Diet Coke didn’t just vanish from shelves in Mumbai, Delhi, Bengaluru, and Pune — it revealed a major shift in how global brands respond to India.
A global aluminium shortage, worsened by disruptions near the Strait of Hormuz, slowed can imports into India and created a supply crunch for a product that was almost entirely can-based. With no packaged alternative ready, Coca-Cola had two choices: let the product go dark or redesign their India strategy.
They chose the latter.
Diet Coke returned in 200 ml glass bottles, priced as high as ₹100 — nearly three times the cost of a can in many markets.
This wasn’t a stopgap fix.

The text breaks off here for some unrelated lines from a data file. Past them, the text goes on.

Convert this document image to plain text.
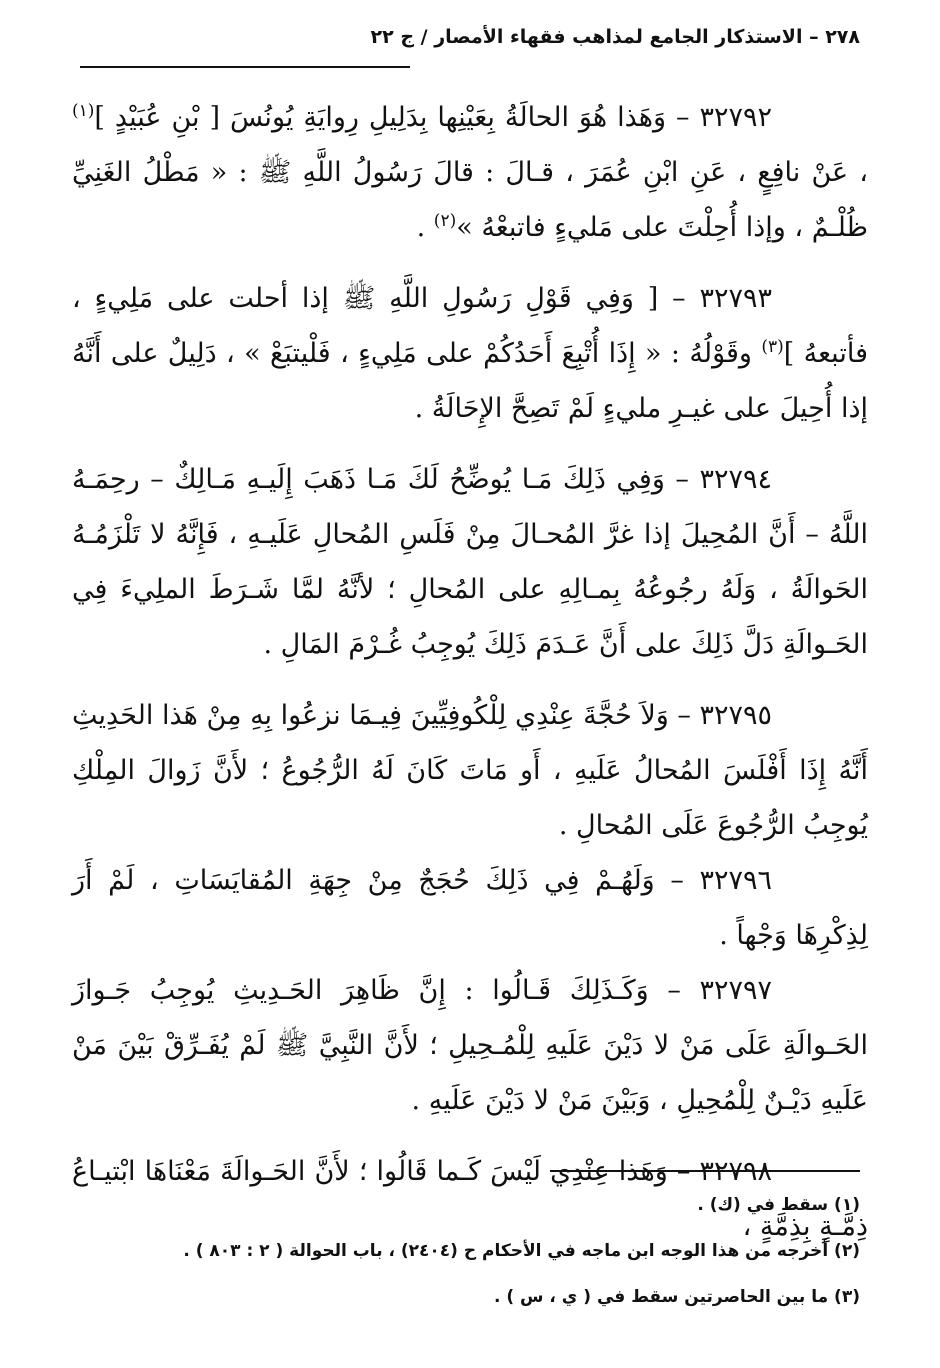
٢٧٨ – الاستذكار الجامع لمذاهب فقهاء الأمصار / ج ٢٢

٣٢٧٩٢ – وَهَذا هُوَ الحالَةُ بِعَيْنِها بِدَلِيلِ رِوايَةِ يُونُسَ [ بْنِ عُبَيْدٍ ]$^{(١)}$ ، عَنْ نافِعٍ ، عَنِ ابْنِ عُمَرَ ، قـالَ : قالَ رَسُولُ اللَّهِ ﷺ : « مَطْلُ الغَنِيِّ ظُلْـمٌ ، وإذا أُحِلْتَ على مَليءٍ فاتبعْهُ »$^{(٢)}$ .

٣٢٧٩٣ – [ وَفِي قَوْلِ رَسُولِ اللَّهِ ﷺ إذا أحلت على مَلِيءٍ ، فأتبعهُ ]$^{(٣)}$ وقَوْلُهُ : « إِذَا أُتْبِعَ أَحَدُكُمْ على مَلِيءٍ ، فَلْيتبَعْ » ، دَلِيلٌ على أَنَّهُ إذا أُحِيلَ على غيـرِ مليءٍ لَمْ تَصِحَّ الإِحَالَةُ .

٣٢٧٩٤ – وَفِي ذَلِكَ مَـا يُوضِّحُ لَكَ مَـا ذَهَبَ إِلَيـهِ مَـالِكٌ – رحِمَـهُ اللَّهُ – أَنَّ المُحِيلَ إذا غرَّ المُحـالَ مِنْ فَلَسِ المُحالِ عَلَيـهِ ، فَإِنَّهُ لا تَلْزَمُـهُ الحَوالَةُ ، وَلَهُ رجُوعُهُ بِمـالِهِ على المُحالِ ؛ لأنَّهُ لمَّا شَـرَطَ الملِيءَ فِي الحَـوالَةِ دَلَّ ذَلِكَ على أَنَّ عَـدَمَ ذَلِكَ يُوجِبُ غُـرْمَ المَالِ .

٣٢٧٩٥ – وَلاَ حُجَّةَ عِنْدِي لِلْكُوفِيِّينَ فِيـمَا نزعُوا بِهِ مِنْ هَذا الحَدِيثِ أَنَّهُ إِذَا أَفْلَسَ المُحالُ عَلَيهِ ، أَو مَاتَ كَانَ لَهُ الرُّجُوعُ ؛ لأَنَّ زَوالَ المِلْكِ يُوجِبُ الرُّجُوعَ عَلَى المُحالِ .

٣٢٧٩٦ – وَلَهُـمْ فِي ذَلِكَ حُجَجٌ مِنْ جِهَةِ المُقايَسَاتِ ، لَمْ أَرَ لِذِكْرِهَا وَجْهاً .

٣٢٧٩٧ – وَكَـذَلِكَ قَـالُوا : إِنَّ ظَاهِرَ الحَـدِيثِ يُوجِبُ جَـوازَ الحَـوالَةِ عَلَى مَنْ لا دَيْنَ عَلَيهِ لِلْمُـحِيلِ ؛ لأَنَّ النَّبِيَّ ﷺ لَمْ يُفَـرِّقْ بَيْنَ مَنْ عَلَيهِ دَيْـنٌ لِلْمُحِيلِ ، وَبَيْنَ مَنْ لا دَيْنَ عَلَيهِ .

٣٢٧٩٨ – وَهَذا عِنْدِي لَيْسَ كَـما قَالُوا ؛ لأَنَّ الحَـوالَةَ مَعْنَاهَا ابْتيـاعُ ذِمَّـةٍ بِذِمَّةٍ ،

(١) سقط في (ك) .

(٢) أخرجه من هذا الوجه ابن ماجه في الأحكام ح (٢٤٠٤) ، باب الحوالة ( ٢ : ٨٠٣ ) .

(٣) ما بين الحاصرتين سقط في ( ي ، س ) .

It was a strategic move driven by India’s rising market importance:
- Coca-Cola India has crossed ₹50,000 crore in market size
- Diet Coke volumes were reportedly doubling before the shortage
- India’s low-sugar F&B market is projected to reach $4.7B by 2030
The surprising part?
Consumers still bought it.
That behaviour shift reveals three powerful insights:
1. Health consciousness now overrides price sensitivity.
Urban India’s demand for low-sugar beverages is strong enough to absorb premium pricing.
2. Scarcity drives urgency.
A product disappearing suddenly made consumers willing to pay more.
3. Glass feels premium again.
What was once inconvenient is now perceived as upscale — a shift Coca-Cola may strategically leverage.
For decades, India adjusted itself to global supply chains.
This time, a global brand adjusted its supply chain for India.
A single packaging dependency turned into a single point of failure — and India made Coca-Cola solve it.
Would you pay ₹100 for a Diet Coke in a glass bottle?